The programs run independently of each other, just as they would if they were in different buildings. Each has its own staff, van, supplies and budget.
Wilfred Young, the manager of the St. Nick program, said having such a close neighboring program is helpful on many fronts. He works closely with his counterpart in Wyckoff. They alternate days off so that at least one of them is in the building everyday. They also share floater staff if need be.
Tom Forester, director of community services for BIRCH, said the collaboration between the two programs is exemplary and beneficial to the young people.
He explained that participants may enter at 14 years of age and usually stay until they are 21. When they age out, they may go to a program for adults, a less restrictive environment or back home to live with their families. The role of the youth housing program is to prepare them for as much of an independent life as possible during adulthood.
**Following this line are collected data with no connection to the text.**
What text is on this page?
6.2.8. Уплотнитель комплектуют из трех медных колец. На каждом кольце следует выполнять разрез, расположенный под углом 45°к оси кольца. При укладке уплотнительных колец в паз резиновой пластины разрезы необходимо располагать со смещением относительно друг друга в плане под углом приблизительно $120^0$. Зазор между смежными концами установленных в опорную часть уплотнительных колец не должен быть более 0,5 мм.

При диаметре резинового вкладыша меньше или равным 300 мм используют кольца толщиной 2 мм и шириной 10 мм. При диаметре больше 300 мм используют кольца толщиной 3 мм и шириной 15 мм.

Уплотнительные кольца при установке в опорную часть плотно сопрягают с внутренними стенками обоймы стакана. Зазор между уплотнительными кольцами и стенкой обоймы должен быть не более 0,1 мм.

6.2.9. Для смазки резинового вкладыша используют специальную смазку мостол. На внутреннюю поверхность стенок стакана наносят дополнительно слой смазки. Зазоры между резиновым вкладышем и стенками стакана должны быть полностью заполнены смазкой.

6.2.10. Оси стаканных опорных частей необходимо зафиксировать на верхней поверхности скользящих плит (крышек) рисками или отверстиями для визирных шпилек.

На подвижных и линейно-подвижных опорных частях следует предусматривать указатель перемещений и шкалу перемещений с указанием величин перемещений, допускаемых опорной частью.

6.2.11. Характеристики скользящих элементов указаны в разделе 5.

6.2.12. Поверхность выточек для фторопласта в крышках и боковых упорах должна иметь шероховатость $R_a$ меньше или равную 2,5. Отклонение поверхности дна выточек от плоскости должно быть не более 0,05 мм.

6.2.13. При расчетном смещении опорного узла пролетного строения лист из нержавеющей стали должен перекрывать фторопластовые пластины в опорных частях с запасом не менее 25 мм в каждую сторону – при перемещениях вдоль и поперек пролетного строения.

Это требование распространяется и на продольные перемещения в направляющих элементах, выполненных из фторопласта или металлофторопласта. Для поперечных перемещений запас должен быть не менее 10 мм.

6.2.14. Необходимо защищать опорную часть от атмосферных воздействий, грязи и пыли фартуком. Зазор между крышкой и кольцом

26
The program is able to provide intensive 24/7 care for the residents, surrounding them with professionals and resources. Rosenberg said parents who send them to these programs are unable to provide them with this level of care at home and need help caring for their children with special needs.
During the day, the boys go to the Phil S. Sauer School of Exceptional Children. When they return to the program by school bus, they focus on life and socialization skills. The school and home program are integrated to maximize effectiveness.
Edna Alvardo has been cooking for the boys of both programs since they started. She said she enjoys speaking to them in the mornings and getting to know each of them. This way she can cook things the way they like within the parameters of their meal program. She also packs their lunch and prepares dinner.
Father Jorge Ortiz, the current pastor of St. Brigid, said he is happy to have BIRCH operating in the parish’s former convent building. He said the two have a good relationship that benefits both parties. The parish gets some extra financial help to run its day-to-day operations and BIRCH is able to provide services for some of the most vulnerable members of society.
Although Rosenburg said the relationship with the parish and the diocese is a good fit for BIRCH, and the convent building suits the needs of the youth well, the organization will not be leasing any more former convents in the foreseeable future.
The NYS Office for People With Developmental Disabilities is now pushing for people with developmental disabilities to stay at home or to have smaller programs. And Rosenburg said BIRCH will continue to service the programs and houses it already has set up, accepting applicants as spaces become available, but it will not start new programs.